Strawberries can prompt hives or itching in some people even when allergy tests come back negative.

That is because strawberries are a histamine liberator: they can nudge the body to release its own histamine, which produces the same itchy, blotchy result as an allergy without being one. It is one reason a skin reaction does not always match a positive allergy test, and it is worth noting in a diary rather than assuming the test was wrong. Video clip coming soon.

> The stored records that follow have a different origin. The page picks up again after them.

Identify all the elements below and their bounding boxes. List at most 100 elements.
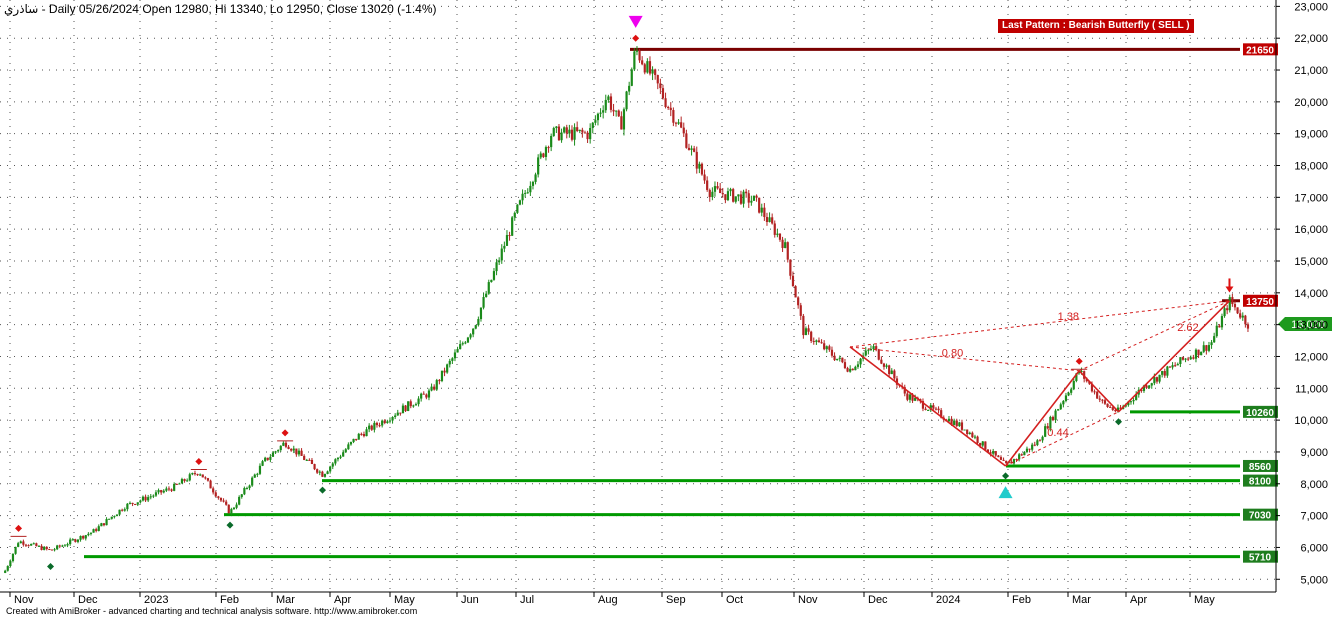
price-bar-body — [856, 364, 860, 367]
price-bar-body — [698, 163, 701, 169]
chart-canvas: 216501375010260856081007030571013,020 1.… — [0, 0, 1332, 606]
price-bar-body — [747, 193, 750, 203]
price-bar-body — [973, 436, 977, 438]
price-bar-body — [342, 452, 345, 457]
price-bar-body — [63, 545, 67, 547]
price-bar-body — [1192, 357, 1195, 359]
price-bar-body — [318, 471, 321, 473]
sell-signal-marker — [628, 15, 643, 28]
price-bars — [4, 46, 1250, 574]
x-tick-label: 2024 — [936, 594, 960, 606]
price-bar-body — [243, 488, 246, 495]
price-bar-body — [56, 545, 59, 550]
price-bar-body — [713, 186, 717, 192]
price-bar-body — [412, 405, 415, 407]
y-tick-label: 18,000 — [1294, 161, 1328, 173]
price-bar-body — [820, 342, 823, 344]
price-bar-body — [1200, 351, 1203, 356]
price-bar-body — [396, 412, 399, 416]
price-bar-body — [654, 69, 657, 76]
price-bar-body — [230, 509, 233, 514]
price-bar-body — [984, 441, 987, 450]
price-bar-body — [591, 122, 594, 128]
price-bar-body — [794, 286, 797, 298]
swing-low-marker — [226, 521, 234, 529]
price-bar-body — [321, 471, 324, 477]
price-bar-body — [456, 349, 459, 353]
price-bar-body — [24, 544, 28, 546]
price-bar-body — [326, 471, 329, 474]
price-bar-body — [357, 433, 360, 440]
pattern-ratio-line — [1079, 300, 1230, 372]
price-bar-body — [1150, 383, 1153, 386]
price-bar-body — [1023, 451, 1026, 456]
price-bar-body — [482, 297, 485, 308]
level-badge-label: 8560 — [1249, 462, 1272, 473]
price-bar-body — [1054, 410, 1057, 421]
price-bar-body — [1028, 448, 1031, 450]
price-bar-body — [269, 456, 272, 460]
price-bar-body — [732, 189, 735, 202]
price-bar-body — [313, 464, 316, 470]
price-bar-body — [365, 429, 368, 437]
price-bar-body — [383, 420, 386, 423]
price-bar-body — [110, 516, 113, 519]
price-bar-body — [180, 479, 184, 484]
price-bar-body — [6, 566, 9, 571]
price-bar-body — [641, 60, 644, 65]
price-bar-body — [607, 96, 610, 100]
price-bar-body — [690, 148, 693, 150]
y-tick-label: 5,000 — [1300, 574, 1328, 586]
price-bar-body — [100, 523, 103, 527]
price-bar-body — [825, 346, 828, 350]
pattern-ratio-label: 0.80 — [942, 347, 963, 359]
x-tick-label: Sep — [666, 594, 686, 606]
x-tick-label: Jul — [520, 594, 534, 606]
price-bar-body — [323, 473, 327, 477]
price-bar-body — [368, 425, 371, 430]
x-tick-label: Dec — [78, 594, 98, 606]
price-bar-body — [448, 360, 451, 365]
price-bar-body — [812, 340, 815, 342]
price-bar-body — [583, 132, 587, 134]
price-bar-body — [258, 465, 262, 474]
price-bar-body — [175, 483, 178, 485]
price-bar-body — [1153, 377, 1156, 384]
swing-high-marker — [281, 429, 289, 437]
price-bar-body — [113, 516, 116, 518]
price-bar-body — [729, 189, 732, 192]
price-bar-body — [443, 370, 446, 373]
price-bar-body — [646, 61, 649, 73]
y-tick-label: 17,000 — [1294, 192, 1328, 204]
swing-low-marker — [47, 563, 55, 571]
y-tick-label: 20,000 — [1294, 97, 1328, 109]
price-bar-body — [102, 523, 106, 526]
y-tick-label: 16,000 — [1294, 224, 1328, 236]
price-bar-body — [994, 451, 997, 456]
price-bar-body — [417, 398, 420, 405]
price-bar-body — [745, 191, 748, 194]
price-bar-body — [937, 408, 940, 411]
price-bar-body — [446, 364, 449, 373]
y-tick-label: 12,000 — [1294, 351, 1328, 363]
price-bar-body — [786, 242, 789, 260]
price-bar-body — [581, 129, 584, 133]
price-bar-body — [888, 365, 891, 375]
price-bar-body — [430, 386, 433, 391]
price-bar-body — [352, 438, 355, 442]
price-bar-body — [1148, 385, 1151, 388]
price-bar-body — [706, 180, 709, 190]
price-bar-body — [266, 457, 269, 460]
price-bar-body — [841, 357, 844, 363]
price-bar-body — [1025, 448, 1029, 452]
price-bar-body — [539, 153, 542, 158]
price-bar-body — [147, 497, 150, 501]
price-bar-body — [118, 509, 121, 515]
price-bar-body — [664, 98, 667, 107]
price-bar-body — [199, 474, 202, 476]
price-bar-body — [61, 545, 64, 547]
price-bar-body — [643, 64, 646, 73]
price-bar-body — [622, 109, 626, 130]
price-bar-body — [123, 509, 126, 511]
price-bar-body — [1220, 316, 1224, 328]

Check it against your own list

A free scanner like Yuka gives a packaged product a general health score, which is a useful broad read, though that verdict is the same for everyone rather than tuned to your skin. Fig is genuinely good for managing a defined eating pattern. To check a product against the specific things that make your skin react, a personal-list app like ClearaScan lets you save your triggers once and scan any product, food, medication or cosmetic, against your ingredient guard list, flagging only yours. It also keeps a Reaction Journal so you can tie a flare back to the product that caused it, a shared Care Circle so family can scan for you, and a Trusted Products list. It is currently in early access. (Disclosure: our editor co-founded ClearaScan, and we are not paid to mention the others.)

A note on this content. The Sensitive Skin Lab publishes general educational information, not medical advice. If you suspect you have an allergy or sensitivity, consult a qualified dermatologist or allergist. Product formulations and labels change without notice, so always check the ingredients on the product itself.